There is a restraint in what issues journalists ask questions about. A sudden observance of appropriateness rules.Not really. Tingle's press gallery colleagues speculate whether MH17 (and the unqualified press gallery praise for Abbott's response) will give Abbott a "poll bounce", even while the dead passengers remain unburied. This is ghoulishly indecent and reflects poorly on all members of the gallery, and their editors, lowering their behaviour to that of the Murdoch journalist who rifled through passenger luggage spread across the steppes because they just can't help it. It negates whatever propriety Abbott and Bishop showed in the hours after the incident.
So whatever else is said about MH17, it stopped the noise generated by the Senate and Clive Palmer in its tracks.It just did the same thing in a different form. The "noise generated by the Senate and Clive Palmer" was all about applying pressure to implement the government's agenda, to save an already failing government from itself. By contrast, the unstinting praise surrounding Abbott's initial response to MH17 was all about applying pressure to implement the government's agenda, to save an already failing government from itself.
Context is also playing a grotesque game with the portrait of Joe Hockey painted in Madonna King’s new book Hockey: Not Your Average Joe.See above - the idea that this government, for all its shortcomings, presents a unified front is no longer true, and given the effect that polls have in Canberra the centripetal pressures on this government will only increase. Abbott, Hockey, and Turnbull are each diminished. None has any real incentive to pull together for any cause wider than themselves. Ten months after it was elected to supposedly address a budget emergency, no budget has been passed, and even the crisis has evaporated.
Tingle goes on to describe a critique of health policy by the AMA, but such criticisms were eminently foreseeable after years of policy dereliction from Peter Dutton (now Health Minister, Dutton had been Health spokesman for most of the Coalition's time in opposition; he has apparently done no policy work to speak of, despite its significance to the national budget and political sensitivities, leaving himself and the government open to criticism long before Owler's speech.

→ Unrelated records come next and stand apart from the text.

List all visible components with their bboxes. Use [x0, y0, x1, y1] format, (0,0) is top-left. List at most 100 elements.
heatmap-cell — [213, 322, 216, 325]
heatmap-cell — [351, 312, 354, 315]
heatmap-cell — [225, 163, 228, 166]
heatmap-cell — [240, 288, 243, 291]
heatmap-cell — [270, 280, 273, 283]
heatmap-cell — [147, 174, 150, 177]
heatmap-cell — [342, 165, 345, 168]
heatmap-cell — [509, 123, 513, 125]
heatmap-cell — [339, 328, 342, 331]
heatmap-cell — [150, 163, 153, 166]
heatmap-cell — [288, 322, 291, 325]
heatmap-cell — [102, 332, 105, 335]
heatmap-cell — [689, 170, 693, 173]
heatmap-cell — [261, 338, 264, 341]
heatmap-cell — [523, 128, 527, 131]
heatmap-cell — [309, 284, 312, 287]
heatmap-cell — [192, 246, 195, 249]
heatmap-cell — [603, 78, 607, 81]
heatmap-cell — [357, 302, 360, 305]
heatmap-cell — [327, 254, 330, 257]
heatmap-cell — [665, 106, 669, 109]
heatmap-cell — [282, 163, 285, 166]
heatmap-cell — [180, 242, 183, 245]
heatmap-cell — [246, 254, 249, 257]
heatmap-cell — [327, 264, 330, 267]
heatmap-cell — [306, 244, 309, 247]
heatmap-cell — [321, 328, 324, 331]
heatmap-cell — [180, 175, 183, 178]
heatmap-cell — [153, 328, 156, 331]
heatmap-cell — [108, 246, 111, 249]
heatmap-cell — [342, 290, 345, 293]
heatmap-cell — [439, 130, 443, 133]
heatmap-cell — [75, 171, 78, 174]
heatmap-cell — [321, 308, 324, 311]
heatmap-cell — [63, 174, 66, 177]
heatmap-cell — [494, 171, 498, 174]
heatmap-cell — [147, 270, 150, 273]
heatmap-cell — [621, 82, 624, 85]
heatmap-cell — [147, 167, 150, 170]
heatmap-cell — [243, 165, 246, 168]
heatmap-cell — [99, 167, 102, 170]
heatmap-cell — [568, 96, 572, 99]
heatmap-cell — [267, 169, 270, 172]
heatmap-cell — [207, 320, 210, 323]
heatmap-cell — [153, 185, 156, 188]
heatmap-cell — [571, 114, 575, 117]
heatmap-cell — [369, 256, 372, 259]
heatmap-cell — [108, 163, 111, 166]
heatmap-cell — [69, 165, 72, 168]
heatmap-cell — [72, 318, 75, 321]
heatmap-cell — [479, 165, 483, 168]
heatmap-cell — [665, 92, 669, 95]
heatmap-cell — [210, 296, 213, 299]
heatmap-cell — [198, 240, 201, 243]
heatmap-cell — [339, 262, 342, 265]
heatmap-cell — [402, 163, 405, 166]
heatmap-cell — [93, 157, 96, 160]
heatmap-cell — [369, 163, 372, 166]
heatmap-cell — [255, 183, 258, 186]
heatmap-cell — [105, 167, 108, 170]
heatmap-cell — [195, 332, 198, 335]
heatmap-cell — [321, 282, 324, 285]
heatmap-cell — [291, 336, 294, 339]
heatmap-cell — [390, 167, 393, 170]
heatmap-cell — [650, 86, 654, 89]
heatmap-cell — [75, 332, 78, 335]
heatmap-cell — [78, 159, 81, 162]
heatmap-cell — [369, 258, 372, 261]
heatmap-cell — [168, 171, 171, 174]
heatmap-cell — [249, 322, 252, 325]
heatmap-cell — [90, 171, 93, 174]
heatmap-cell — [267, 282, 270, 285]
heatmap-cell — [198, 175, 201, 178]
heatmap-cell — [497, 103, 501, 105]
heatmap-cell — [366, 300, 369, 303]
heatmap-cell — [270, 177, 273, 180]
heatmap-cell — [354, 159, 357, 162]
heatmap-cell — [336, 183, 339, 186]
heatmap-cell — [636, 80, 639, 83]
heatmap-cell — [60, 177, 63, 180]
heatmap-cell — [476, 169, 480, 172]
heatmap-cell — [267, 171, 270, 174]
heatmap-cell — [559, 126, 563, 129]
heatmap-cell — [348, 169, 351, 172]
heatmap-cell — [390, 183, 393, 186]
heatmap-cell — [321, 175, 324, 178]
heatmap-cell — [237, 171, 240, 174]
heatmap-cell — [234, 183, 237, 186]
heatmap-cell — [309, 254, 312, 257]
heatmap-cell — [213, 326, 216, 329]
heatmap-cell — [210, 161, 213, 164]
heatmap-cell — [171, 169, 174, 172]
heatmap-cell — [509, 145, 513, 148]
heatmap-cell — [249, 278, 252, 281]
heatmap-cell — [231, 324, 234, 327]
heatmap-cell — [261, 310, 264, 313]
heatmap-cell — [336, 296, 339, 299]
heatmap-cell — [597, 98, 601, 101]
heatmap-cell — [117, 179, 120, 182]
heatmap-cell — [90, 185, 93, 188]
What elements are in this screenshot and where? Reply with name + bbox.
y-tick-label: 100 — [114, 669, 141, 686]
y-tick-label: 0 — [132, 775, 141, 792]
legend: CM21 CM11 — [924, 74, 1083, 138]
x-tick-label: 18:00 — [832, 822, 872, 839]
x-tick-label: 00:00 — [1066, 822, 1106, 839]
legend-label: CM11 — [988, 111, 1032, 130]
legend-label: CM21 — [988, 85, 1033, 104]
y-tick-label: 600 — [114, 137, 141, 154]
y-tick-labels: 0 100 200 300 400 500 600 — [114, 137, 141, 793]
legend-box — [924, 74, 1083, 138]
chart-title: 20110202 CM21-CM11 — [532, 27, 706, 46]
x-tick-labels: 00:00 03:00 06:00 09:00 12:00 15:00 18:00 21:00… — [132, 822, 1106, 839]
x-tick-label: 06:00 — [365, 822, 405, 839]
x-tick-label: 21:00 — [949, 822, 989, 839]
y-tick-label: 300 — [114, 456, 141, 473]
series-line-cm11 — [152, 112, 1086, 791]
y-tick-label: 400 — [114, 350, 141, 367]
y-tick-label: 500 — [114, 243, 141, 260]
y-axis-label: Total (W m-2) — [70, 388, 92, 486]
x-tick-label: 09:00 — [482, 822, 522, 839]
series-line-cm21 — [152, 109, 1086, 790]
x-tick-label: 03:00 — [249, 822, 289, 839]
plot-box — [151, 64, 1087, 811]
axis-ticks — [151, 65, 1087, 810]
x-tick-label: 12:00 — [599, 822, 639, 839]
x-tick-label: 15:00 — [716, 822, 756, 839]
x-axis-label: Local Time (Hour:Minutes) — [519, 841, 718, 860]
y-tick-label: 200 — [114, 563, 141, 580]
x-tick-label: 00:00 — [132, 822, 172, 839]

You want context? That's context).
It seems 'context' is the press gallery's way of asserting that its interpretation of events is the only possible interpretation, a point echoed feebly by Annabel Crabb and Murdoch pissboy and propagandist Simon Benson:
What Abbott has exposed this week more than anything is the complete vacuum of leadership Australia had been living under in the six years of Labor government.Rudd, Gillard, Combet - and yes, Shorten - any of them would have done what Abbott did, without the overreach and without having to fend off frantic attention-seeking behaviour from Tony Abbott (and Simon Benson). The rest of Benson's piece, and his body of work more generally, might fairly be described as crap.
The competence and decorum shown by the Abbott government was shown to be an aberration, reverting as it is to incompetent policy and indecorous politics. Those of us who (generally) aren't impressed by this government can draw no vindication as there is no safe, capable, real alternative. The adults boxed Abbott in to accepting things like UN Security Council resolutions, and there is some hope that may yet be replicated in health policy.
This government can only be rendered competent when its other sneaky, half-baked alternatives are firmly closed off. The press gallery are not yet awake to this, and may never be - they are waiting pointlessly but earnestly for a "poll bounce", a return to their 'golden September' of last year. The polls are, as ever, beside the point. All we should reasonably foresee from recent developments is "the tenderness of patient minds/ And each slow dusk a drawing-down of blinds".